Informatique quantique : la NSA tire la sonnette d'alarme

Informatique quantique et chiffrement de données : la NSA tire la sonnette d’alarme

Dans un document intitulé Quantum Computing and Post-Quantum Cryptography (Informatique quantique et cryptographie post-quantique), la NSA a déclaré qu’elle doit d’ores et déjà formuler les exigences pour les systèmes à venir. Dans cet esprit, l’agence a établi quelques prédictions sur l’avenir de l’informatique quantique et leur impact sur le cryptage.

Le CRQC, une utopie ?

La NSA ne sait quand ou même si un ordinateur quantique de taille et de puissance suffisantes pour exploiter la cryptographie à clé publique (un CRQC) existera un jour. La sincérité de ces déclarations peut être sujette à débat en sachant que l’agence a dépensé 80 millions de dollars dans une recherche axée sur l’ordinateur quantique qui pourrait briser le cryptage actuel dans un programme intitulé Owning the Net. C’était en 2014. 

Des progrès sur les ordinateurs quantiques ont été régulièrement réalisés au cours des dernières années. Et bien qu’ils ne remplaceront peut-être jamais l’informatique classique standard, ils sont très efficaces pour résoudre certains problèmes. Cela inclut la cryptographie asymétrique à clé publique, l’un des deux types différents de cryptosystèmes utilisés aujourd’hui.

Le cryptage post-quantique perçu comme une menace

La cryptographie à clé publique est ce sur quoi le monde s’appuie pour un cryptage fort, tel que TLS et SSL. Ces derniers sous-tendent la norme HTTPS utilisée pour aider à protéger les données de votre navigateur contre l’espionnage tiers. Un CRQC, s’il en existe un, serait capable de saper les algorithmes à clé publique largement utilisés pour les échanges de clés asymétriques et les signatures numériques selon la NSA. 

Informatique quantique : la NSA tire la sonnette d'alarme

Et quel soulagement que personne ne possède encore l’une de ces machines. L’industrie du cryptage post-quantique a longtemps cherché à se présenter comme une menace immédiate pour le cryptage d’aujourd’hui.
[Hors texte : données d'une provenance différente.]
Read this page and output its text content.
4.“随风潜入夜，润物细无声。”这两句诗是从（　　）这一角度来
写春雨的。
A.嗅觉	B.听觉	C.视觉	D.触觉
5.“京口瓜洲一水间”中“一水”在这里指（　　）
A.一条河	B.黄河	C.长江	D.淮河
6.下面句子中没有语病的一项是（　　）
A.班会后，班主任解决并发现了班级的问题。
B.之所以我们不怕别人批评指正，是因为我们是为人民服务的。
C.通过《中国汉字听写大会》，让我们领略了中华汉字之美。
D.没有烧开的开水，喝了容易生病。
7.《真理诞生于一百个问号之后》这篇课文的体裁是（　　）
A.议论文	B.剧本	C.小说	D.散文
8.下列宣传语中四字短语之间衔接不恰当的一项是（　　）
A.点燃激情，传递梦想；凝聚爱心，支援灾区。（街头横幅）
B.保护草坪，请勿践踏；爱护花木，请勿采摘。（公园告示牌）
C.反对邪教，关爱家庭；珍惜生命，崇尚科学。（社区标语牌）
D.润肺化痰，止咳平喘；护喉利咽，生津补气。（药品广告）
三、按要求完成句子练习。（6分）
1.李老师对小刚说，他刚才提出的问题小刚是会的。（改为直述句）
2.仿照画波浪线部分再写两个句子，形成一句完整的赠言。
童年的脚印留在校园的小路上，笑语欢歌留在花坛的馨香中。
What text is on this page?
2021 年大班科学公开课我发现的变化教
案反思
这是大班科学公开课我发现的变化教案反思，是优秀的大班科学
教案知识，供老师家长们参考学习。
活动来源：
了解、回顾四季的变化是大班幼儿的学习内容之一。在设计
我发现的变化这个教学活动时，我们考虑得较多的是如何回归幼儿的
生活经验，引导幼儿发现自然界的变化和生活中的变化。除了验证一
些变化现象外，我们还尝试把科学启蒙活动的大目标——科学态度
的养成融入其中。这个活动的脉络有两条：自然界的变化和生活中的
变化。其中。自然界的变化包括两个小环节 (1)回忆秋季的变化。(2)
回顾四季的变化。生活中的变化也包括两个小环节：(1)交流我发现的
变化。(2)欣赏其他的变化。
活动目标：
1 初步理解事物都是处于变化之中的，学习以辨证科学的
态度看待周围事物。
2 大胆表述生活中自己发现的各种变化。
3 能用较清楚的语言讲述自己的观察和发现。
La cryptographie et les algorithmes de hachage actuellement utilisés sont basés sur certains calculs mathématiques longs à résoudre. Avec l’avènement des ordinateurs quantiques, ces calculs deviendront faciles à effectuer, et les logiciels cryptographiques ne sauront plus protéger les systèmes.

Travailler sur des algorithmes de clé publique résistante à la quantique 

Étant donné que les pays et les laboratoires travaillent sur la construction d’ordinateurs quantiques anti-crypto, la NSA a déclaré qu’elle travaillait sur des algorithmes de clé publique résistante à la quantique. Les fournisseurs privés du gouvernement américain pourraient les utiliser, la normalisation post-quantique étant en cours depuis 2016. Cependant, l’agence a déclaré qu’il n’y avait pas d’algos de ce type que les fournisseurs commerciaux peuvent adopter dès maintenant, à l’exception des signatures de hachage avec état pour le micrologiciel.

Bien que les progrès de la cryptographie présentent plus qu’un simple intérêt académique pour le monde de l’infosec, il existe toujours un point où les violations de la sécurité (et des données) se produisent à cause des facteurs principalement humains. Et dans un monde où les utilisateurs divulguent facilement leurs mots de passe ou se font facilement avoir par un mail de phishing, certains experts estiment que les ordinateurs quantiques ne constituent peut-être pas la plus grande menace.